How do you find the antiderivative of $y=\dfrac{\sin x}{1-\cos x}$ ?

Answer 1

Hint: We have been given a trigonometric function in the fractional format consisting of sine and cosine functions whose antiderivative is to be found. From our prior knowledge of basic calculus, we know that the antiderivative is another name for the integral of the function. Thus, we shall integrate the given trigonometric expression by using simple substitution to simplify the given expression for integration.

Complete step by step solution:
Given that $y=\dfrac{\sin x}{1-\cos x}$.
In order to find the antiderivative of the function given and calculate its derivative, we shall substitute the denominator of the expression equal to some variable-t.
Let $t=1-\cos x$
Differentiating left hand side with respect to variable-t and right hand side with respect to variable-x, we get
$dt=\dfrac{d}{dx}\left( 1-\cos x \right)$
We know that $\dfrac{d}{dx}\cos x=-\sin x$ and the differential of a constant term is zero.
$\Rightarrow dt=0-\left( -\sin x.dx \right)$
$\Rightarrow dt=\sin x.dx$
We shall now find the integral, $I$ of the given expression.
$\Rightarrow I=\int{\dfrac{\sin x}{1-\cos x}}.dx$
Now, substituting the values of variable-t and dt, we have
$\Rightarrow I=\int{\dfrac{dt}{t}}$
We know that $\int{\dfrac{1}{u}.du=\ln u+C}$.
 $\Rightarrow I=\ln t+C$
Further, substituting the value of variable-t, we get
$\Rightarrow I=\ln \left( 1-\cos x \right)+C$
Therefore, the antiderivative of $y=\dfrac{\sin x}{1-\cos x}$ is $\ln \left( 1-\cos x \right)+C$.

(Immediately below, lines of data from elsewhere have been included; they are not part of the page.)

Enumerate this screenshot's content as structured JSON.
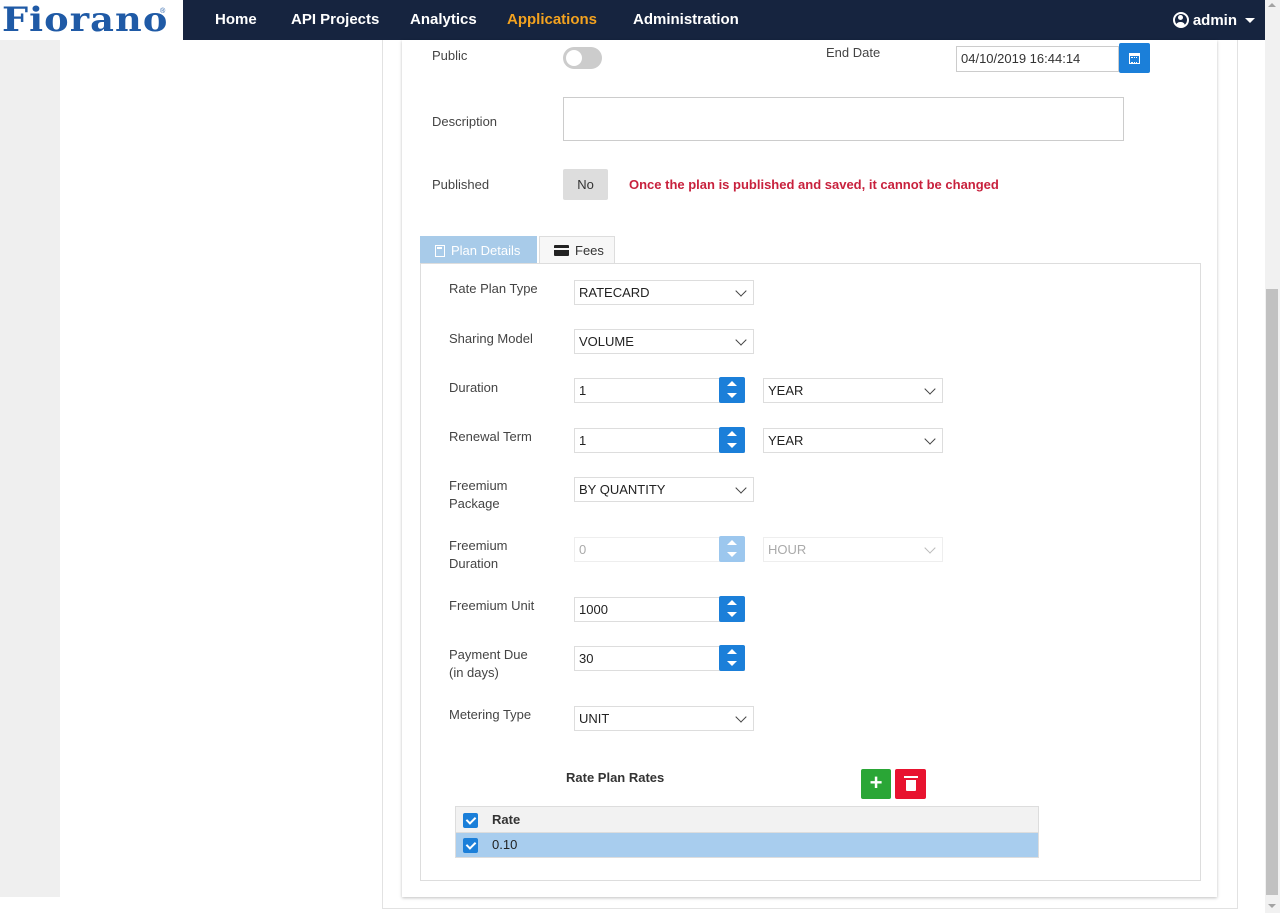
{
  "brand": {
    "logo_text": "Fiorano",
    "logo_mark": "®"
  },
  "nav": {
    "items": [
      {
        "label": "Home"
      },
      {
        "label": "API Projects"
      },
      {
        "label": "Analytics"
      },
      {
        "label": "Applications"
      },
      {
        "label": "Administration"
      }
    ],
    "active": "Applications",
    "user": "admin"
  },
  "form": {
    "public_label": "Public",
    "public_value": false,
    "end_date_label": "End Date",
    "end_date_value": "04/10/2019 16:44:14",
    "description_label": "Description",
    "description_value": "",
    "published_label": "Published",
    "published_value": "No",
    "published_warning": "Once the plan is published and saved, it cannot be changed"
  },
  "tabs": [
    {
      "label": "Plan Details",
      "icon": "calculator-icon",
      "active": true
    },
    {
      "label": "Fees",
      "icon": "credit-card-icon",
      "active": false
    }
  ],
  "plan_details": {
    "rate_plan_type": {
      "label": "Rate Plan Type",
      "value": "RATECARD"
    },
    "sharing_model": {
      "label": "Sharing Model",
      "value": "VOLUME"
    },
    "duration": {
      "label": "Duration",
      "value": "1",
      "unit": "YEAR"
    },
    "renewal_term": {
      "label": "Renewal Term",
      "value": "1",
      "unit": "YEAR"
    },
    "freemium_package": {
      "label_line1": "Freemium",
      "label_line2": "Package",
      "value": "BY QUANTITY"
    },
    "freemium_duration": {
      "label_line1": "Freemium",
      "label_line2": "Duration",
      "value": "0",
      "unit": "HOUR",
      "disabled": true
    },
    "freemium_unit": {
      "label": "Freemium Unit",
      "value": "1000"
    },
    "payment_due": {
      "label_line1": "Payment Due",
      "label_line2": "(in days)",
      "value": "30"
    },
    "metering_type": {
      "label": "Metering Type",
      "value": "UNIT"
    }
  },
  "rates": {
    "title": "Rate Plan Rates",
    "add_label": "+",
    "column": "Rate",
    "rows": [
      {
        "rate": "0.10",
        "checked": true
      }
    ]
  },
  "colors": {
    "navbar": "#16243f",
    "nav_active": "#f3a21f",
    "primary": "#1b7fd9",
    "success": "#2aa636",
    "danger": "#e8132f",
    "warning_text": "#c8213d",
    "selected_row": "#a8cdee"
  }
}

Note: Since we do not have a direct formula of integration for the given expression of sine and cosine function, therefore, we integrated this function by applying simple substitution of $t=1-\cos x$ Here, one mistake which we could have made was writing the derivative of cosine of x equal to sine of x instead of writing cosine of x is equal to negative of sine of x. We must take care of these negative signs as their ignorance lead us to incorrect solutions.